The head rabbi and his apprentice were black-and-white studies in diametrical opposition. The assistant was slight in build, where his boss was corporeally substantial. His demeanor was mild, where his superior’s was authoritative. And where his boss’s voice was sonorous and his delivery captivating, the underling spoke in a reedily-thin tone and was yawningly charisma-free.
Everything about the substitute screamed, “No Threat”, a factor you’d have to believe played a determining role in his appointment, especially if the Big Fella (the head rabbi, not God) had a say in the hiring.
Most damaging of all, however, was the content neophyte rabbi’s sermons.
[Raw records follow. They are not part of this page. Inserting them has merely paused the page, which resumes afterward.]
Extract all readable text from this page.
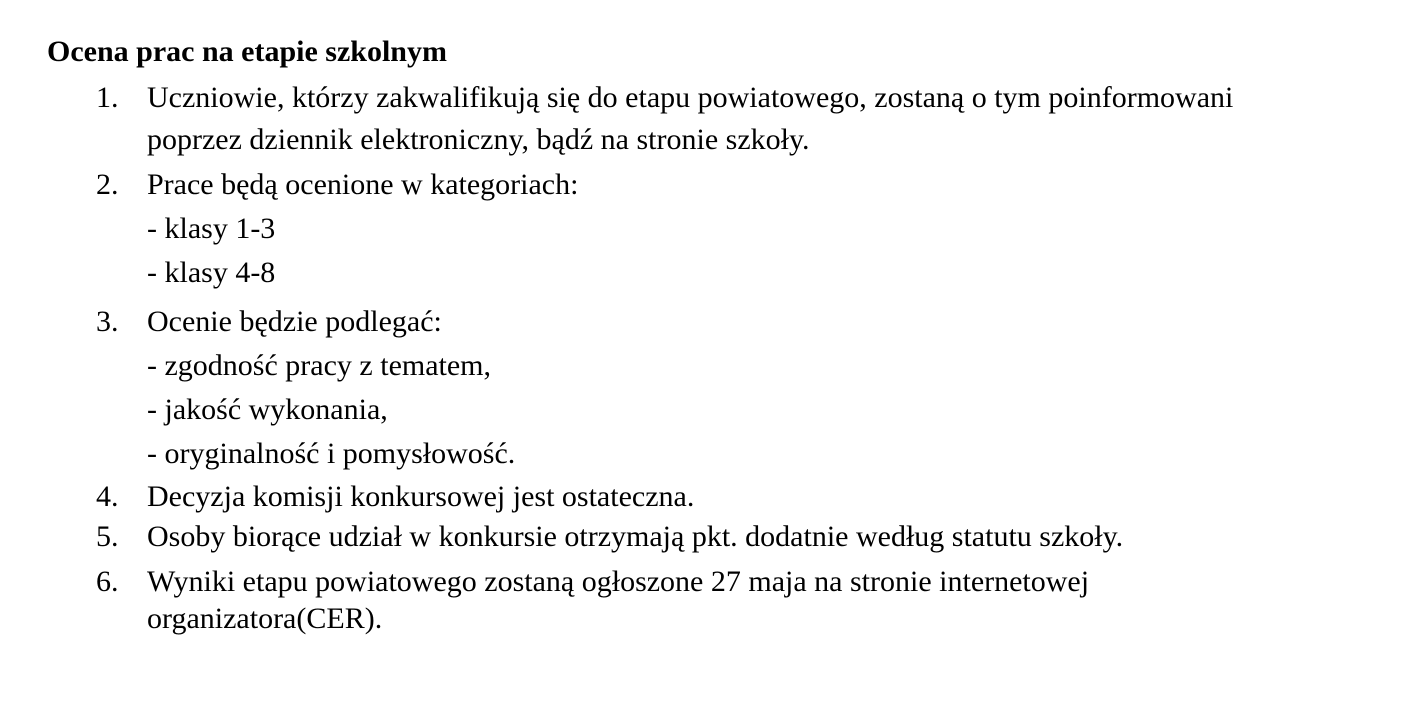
Ocena prac na etapie szkolnym
1. Uczniowie, którzy zakwalifikują się do etapu powiatowego, zostaną o tym poinformowani
poprzez dziennik elektroniczny, bądź na stronie szkoły.
2. Prace będą ocenione w kategoriach:
- klasy 1-3
- klasy 4-8
3. Ocenie będzie podlegać:
- zgodność pracy z tematem,
- jakość wykonania,
- oryginalność i pomysłowość.
4. Decyzja komisji konkursowej jest ostateczna.
5. Osoby biorące udział w konkursie otrzymają pkt. dodatnie według statutu szkoły.
6. Wyniki etapu powiatowego zostaną ogłoszone 27 maja na stronie internetowej
organizatora(CER).
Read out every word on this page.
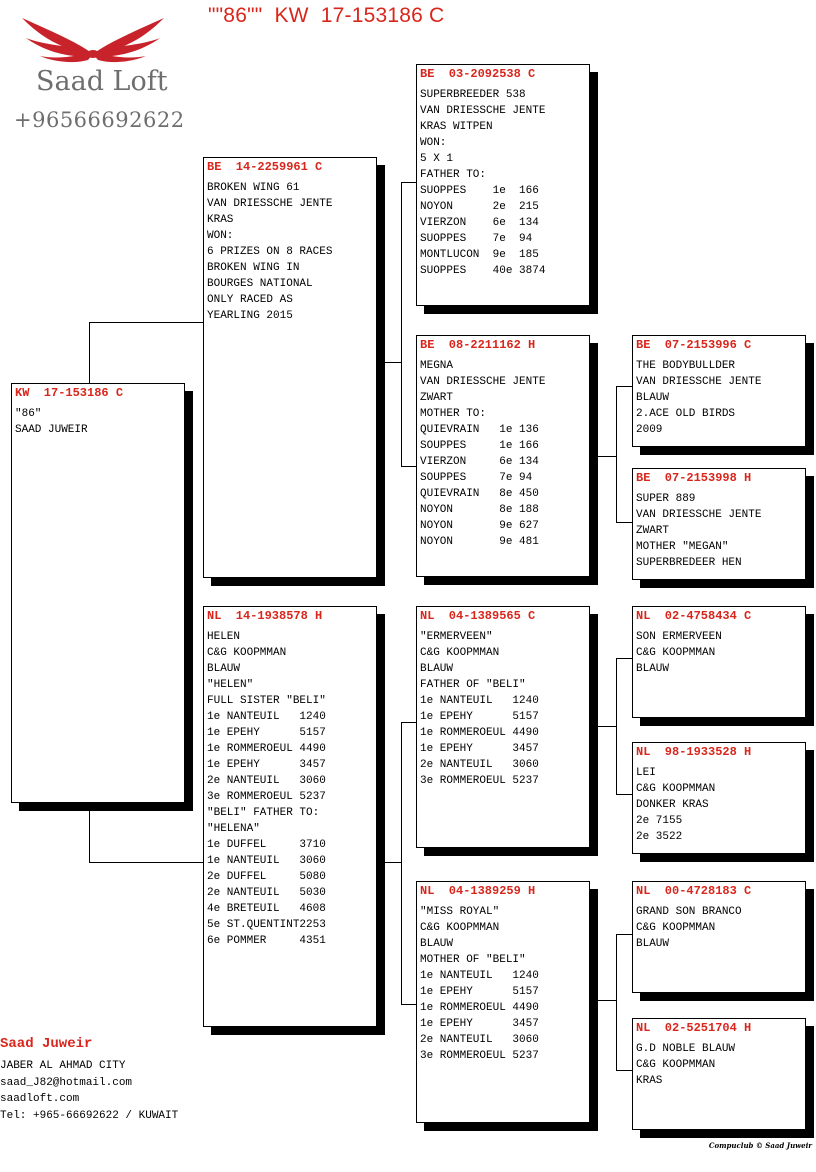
""86""  KW  17-153186 C
Saad Loft
+96566692622
KW  17-153186 C
"86"
SAAD JUWEIR
BE  14-2259961 C
BROKEN WING 61
VAN DRIESSCHE JENTE
KRAS
WON:
6 PRIZES ON 8 RACES
BROKEN WING IN
BOURGES NATIONAL
ONLY RACED AS
YEARLING 2015
NL  14-1938578 H
HELEN
C&G KOOPMMAN
BLAUW
"HELEN"
FULL SISTER "BELI"
1e NANTEUIL   1240
1e EPEHY      5157
1e ROMMEROEUL 4490
1e EPEHY      3457
2e NANTEUIL   3060
3e ROMMEROEUL 5237
"BELI" FATHER TO:
"HELENA"
1e DUFFEL     3710
1e NANTEUIL   3060
2e DUFFEL     5080
2e NANTEUIL   5030
4e BRETEUIL   4608
5e ST.QUENTINT2253
6e POMMER     4351
BE  03-2092538 C
SUPERBREEDER 538
VAN DRIESSCHE JENTE
KRAS WITPEN
WON:
5 X 1
FATHER TO:
SUOPPES    1e  166
NOYON      2e  215
VIERZON    6e  134
SUOPPES    7e  94
MONTLUCON  9e  185
SUOPPES    40e 3874
BE  08-2211162 H
MEGNA
VAN DRIESSCHE JENTE
ZWART
MOTHER TO:
QUIEVRAIN   1e 136
SOUPPES     1e 166
VIERZON     6e 134
SOUPPES     7e 94
QUIEVRAIN   8e 450
NOYON       8e 188
NOYON       9e 627
NOYON       9e 481
NL  04-1389565 C
"ERMERVEEN"
C&G KOOPMMAN
BLAUW
FATHER OF "BELI"
1e NANTEUIL   1240
1e EPEHY      5157
1e ROMMEROEUL 4490
1e EPEHY      3457
2e NANTEUIL   3060
3e ROMMEROEUL 5237
NL  04-1389259 H
"MISS ROYAL"
C&G KOOPMMAN
BLAUW
MOTHER OF "BELI"
1e NANTEUIL   1240
1e EPEHY      5157
1e ROMMEROEUL 4490
1e EPEHY      3457
2e NANTEUIL   3060
3e ROMMEROEUL 5237
BE  07-2153996 C
THE BODYBULLDER
VAN DRIESSCHE JENTE
BLAUW
2.ACE OLD BIRDS
2009
BE  07-2153998 H
SUPER 889
VAN DRIESSCHE JENTE
ZWART
MOTHER "MEGAN"
SUPERBREDEER HEN
NL  02-4758434 C
SON ERMERVEEN
C&G KOOPMMAN
BLAUW
NL  98-1933528 H
LEI
C&G KOOPMMAN
DONKER KRAS
2e 7155
2e 3522
NL  00-4728183 C
GRAND SON BRANCO
C&G KOOPMMAN
BLAUW
NL  02-5251704 H
G.D NOBLE BLAUW
C&G KOOPMMAN
KRAS
Saad Juweir
JABER AL AHMAD CITY
saad_J82@hotmail.com
saadloft.com
Tel: +965-66692622 / KUWAIT
Compuclub © Saad Juweir
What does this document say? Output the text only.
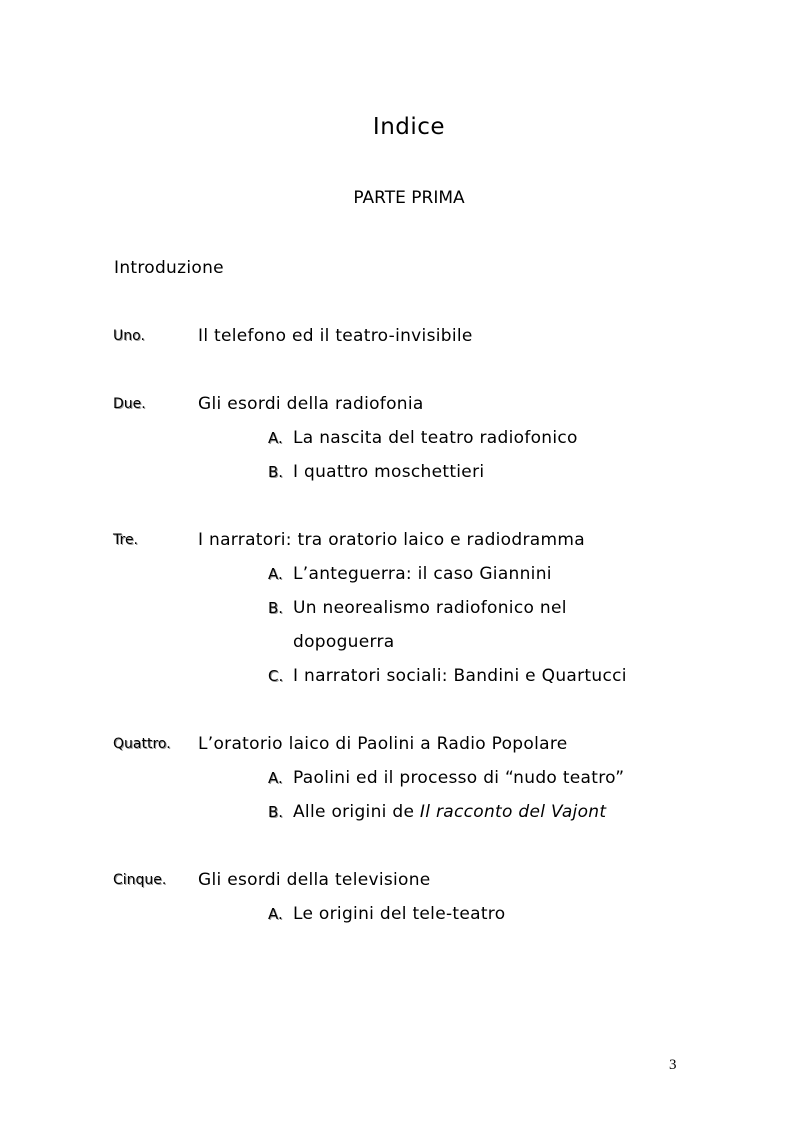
Indice
PARTE PRIMA
Introduzione
Uno.	Il telefono ed il teatro-invisibile
Due.	Gli esordi della radiofonia
A. La nascita del teatro radiofonico
B. I quattro moschettieri
Tre.	I narratori: tra oratorio laico e radiodramma
A. L’anteguerra: il caso Giannini
B. Un neorealismo radiofonico nel
dopoguerra
C. I narratori sociali: Bandini e Quartucci
Quattro. L’oratorio laico di Paolini a Radio Popolare
A. Paolini ed il processo di “nudo teatro”
B. Alle origini de Il racconto del Vajont
Cinque. Gli esordi della televisione
A. Le origini del tele-teatro
3
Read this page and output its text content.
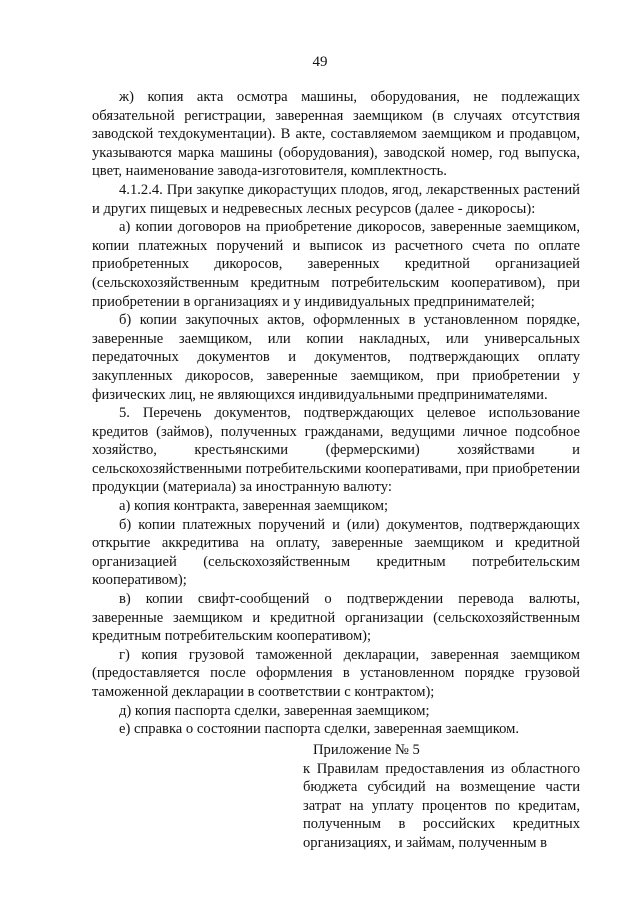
49

ж) копия акта осмотра машины, оборудования, не подлежащих обязательной регистрации, заверенная заемщиком (в случаях отсутствия заводской техдокументации). В акте, составляемом заемщиком и продавцом, указываются марка машины (оборудования), заводской номер, год выпуска, цвет, наименование завода-изготовителя, комплектность.

4.1.2.4. При закупке дикорастущих плодов, ягод, лекарственных растений и других пищевых и недревесных лесных ресурсов (далее - дикоросы):

а) копии договоров на приобретение дикоросов, заверенные заемщиком, копии платежных поручений и выписок из расчетного счета по оплате приобретенных дикоросов, заверенных кредитной организацией (сельскохозяйственным кредитным потребительским кооперативом), при приобретении в организациях и у индивидуальных предпринимателей;

б) копии закупочных актов, оформленных в установленном порядке, заверенные заемщиком, или копии накладных, или универсальных передаточных документов и документов, подтверждающих оплату закупленных дикоросов, заверенные заемщиком, при приобретении у физических лиц, не являющихся индивидуальными предпринимателями.

5. Перечень документов, подтверждающих целевое использование кредитов (займов), полученных гражданами, ведущими личное подсобное хозяйство, крестьянскими (фермерскими) хозяйствами и сельскохозяйственными потребительскими кооперативами, при приобретении продукции (материала) за иностранную валюту:

а) копия контракта, заверенная заемщиком;

б) копии платежных поручений и (или) документов, подтверждающих открытие аккредитива на оплату, заверенные заемщиком и кредитной организацией (сельскохозяйственным кредитным потребительским кооперативом);

в) копии свифт-сообщений о подтверждении перевода валюты, заверенные заемщиком и кредитной организации (сельскохозяйственным кредитным потребительским кооперативом);

г) копия грузовой таможенной декларации, заверенная заемщиком (предоставляется после оформления в установленном порядке грузовой таможенной декларации в соответствии с контрактом);

д) копия паспорта сделки, заверенная заемщиком;

е) справка о состоянии паспорта сделки, заверенная заемщиком.

Приложение № 5

к Правилам предоставления из областного бюджета субсидий на возмещение части затрат на уплату процентов по кредитам, полученным в российских кредитных организациях, и займам, полученным в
In a writing style that can only be described as “apologetic”, he appeared to take back his words the moment they came out of his mouth. The man seemed unable to complete a thought without immediately qualifying its meaning, diminishing its effect to an embarrassing gibberish.
His message was hardly original. During one characteristic effort, he was making the point that the human body – I guess because of the soul, or something – is immeasurably more valuable than the added-up worth of its chemical components. I will not judge the worthiness of his point, only the way it came out. Which was, with minimal exaggeration, like this:
(TO BE DELIVERED IN A SING-SONGY CADENCE)
“Science tells us, that the body, or human form – if you will – is made up, or comprised – as it were – of elements, or components – so to speak, whose worth monetarily amounts to two dollars and ninety-eight cents. More or less.”
That’s the way he talked. “If you will”, “as it were”, “so to speak”. For an entire twenty-minute sermon.
My brother and I were on the floor after the first salvo of “so to speaks.” As comedy people, we immediately got the concept, and could anticipate where it was going. My mother, being an adult, but blessed with the family sense of humor, was agonizingly torn down the middle. Remaining straight-faced and looking straight ahead, she angrily barked, “Stop it!” out of the side of her mouth. Closer inspection, however, revealed mirthfully dancing eyes, and a monumental struggle not to collapse in hysterics.
The High Holidays are a time to ask for forgiveness. I belatedly ask forgiveness for guffawing in the face of a man who was simply doing the best he could. My hope is that, decades later, he has overcome his elocultional liabilities, and he’s standing in some pulpit this holiday season, knockin’ ‘em dead. Kickin’ liturgical ass.
So to speak.
Happy “Days of Awe", to all who participate.
To everyone else, have a pleasant week.